Fertilizing Instructions

Incorporate fertilizer into the soil when preparing beds for new plants. Established plants should be fed in early spring, then again halfway through the growing season. Avoid applying fertilizer late in the growing season. This stimulates new growth that can be easily damaged by early frosts.

Fertilizers are available in many forms: granulated, slow-release, liquid feeds, organic or synthetic. Determine which application method is best for the situation and select a product with a nutritional balance designed to encourage blooming (such as 5-10-5).

Reduce the need to fertilize in general by applying a 1-2” (3-5cm) layer of mulch or compost annually. As mulch breaks down it supplies nutrients to the plants and improves the overall soil condition at the same time.

Pruning Instructions

Depending on the flowering habit, snip off faded blooms individually, or wait until the blooming period is over and remove entire flower stalk down to the base of the plant. Removing old flower stems keeps the plant’s energy focused on vigorous growth instead of seed production. Foliage can be pruned freely through the season to remove damaged or discolored leaves, or to maintain plant size.

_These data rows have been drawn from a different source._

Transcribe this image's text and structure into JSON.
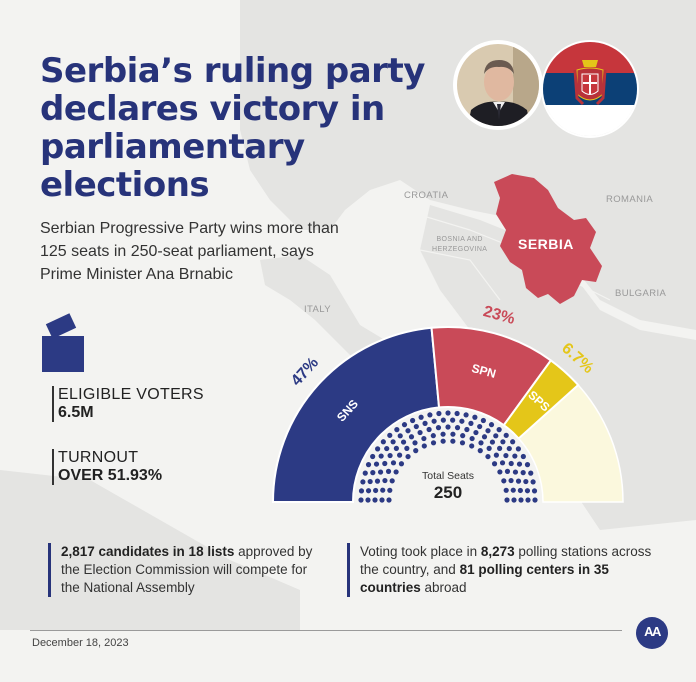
{
  "title": "Serbia’s ruling party declares victory in parliamentary elections",
  "subtitle": "Serbian Progressive Party wins more than 125 seats in 250-seat parliament, says Prime Minister Ana Brnabic",
  "map_labels": {
    "croatia": "CROATIA",
    "bosnia_line1": "BOSNIA AND",
    "bosnia_line2": "HERZEGOVINA",
    "romania": "ROMANIA",
    "bulgaria": "BULGARIA",
    "italy": "ITALY",
    "serbia": "SERBIA"
  },
  "stats": {
    "eligible_label": "ELIGIBLE VOTERS",
    "eligible_value": "6.5M",
    "turnout_label": "TURNOUT",
    "turnout_value": "OVER 51.93%"
  },
  "chart_data": {
    "type": "pie",
    "categories": [
      "SNS",
      "SPN",
      "SPS"
    ],
    "values": [
      47,
      23,
      6.7
    ],
    "value_labels": [
      "47%",
      "23%",
      "6.7%"
    ],
    "colors": [
      "#2c3a84",
      "#c94a58",
      "#e4c619"
    ],
    "remainder_color": "#fbf8dd",
    "total_seats_label": "Total Seats",
    "total_seats_value": "250"
  },
  "notes": {
    "left_bold": "2,817 candidates in 18 lists",
    "left_rest": " approved by the Election Commission will compete for the National Assembly",
    "right_p1": "Voting took place in ",
    "right_b1": "8,273",
    "right_p2": " polling stations across the country, and ",
    "right_b2": "81 polling centers in 35 countries",
    "right_p3": " abroad"
  },
  "footer": {
    "date": "December 18, 2023",
    "logo": "AA"
  },
  "icons": {
    "ballot": "ballot-box-icon",
    "portrait": "portrait-photo",
    "flag": "serbia-flag-icon"
  }
}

Do not prune plants after September 1st. Pruning stimulates tender new growth that will damage easily when the first frosts arrive. Perennial plants need time to prepare for winter, or “harden off”. Once plants have died to the ground they are easy to clean up by simply cutting back to about 4” (10cm) above the ground.

The flowering plumes and foliage of ornamental grasses create a beautiful feature in the winter landscape. Leave the entire plant for the winter and cut it back to the ground in early spring, just before new growth starts.

Perennials should be dug up and divided every 3-4 years. This stimulates healthy new growth, encourages future blooming, and provides new plants to expand the garden or share with gardening friends.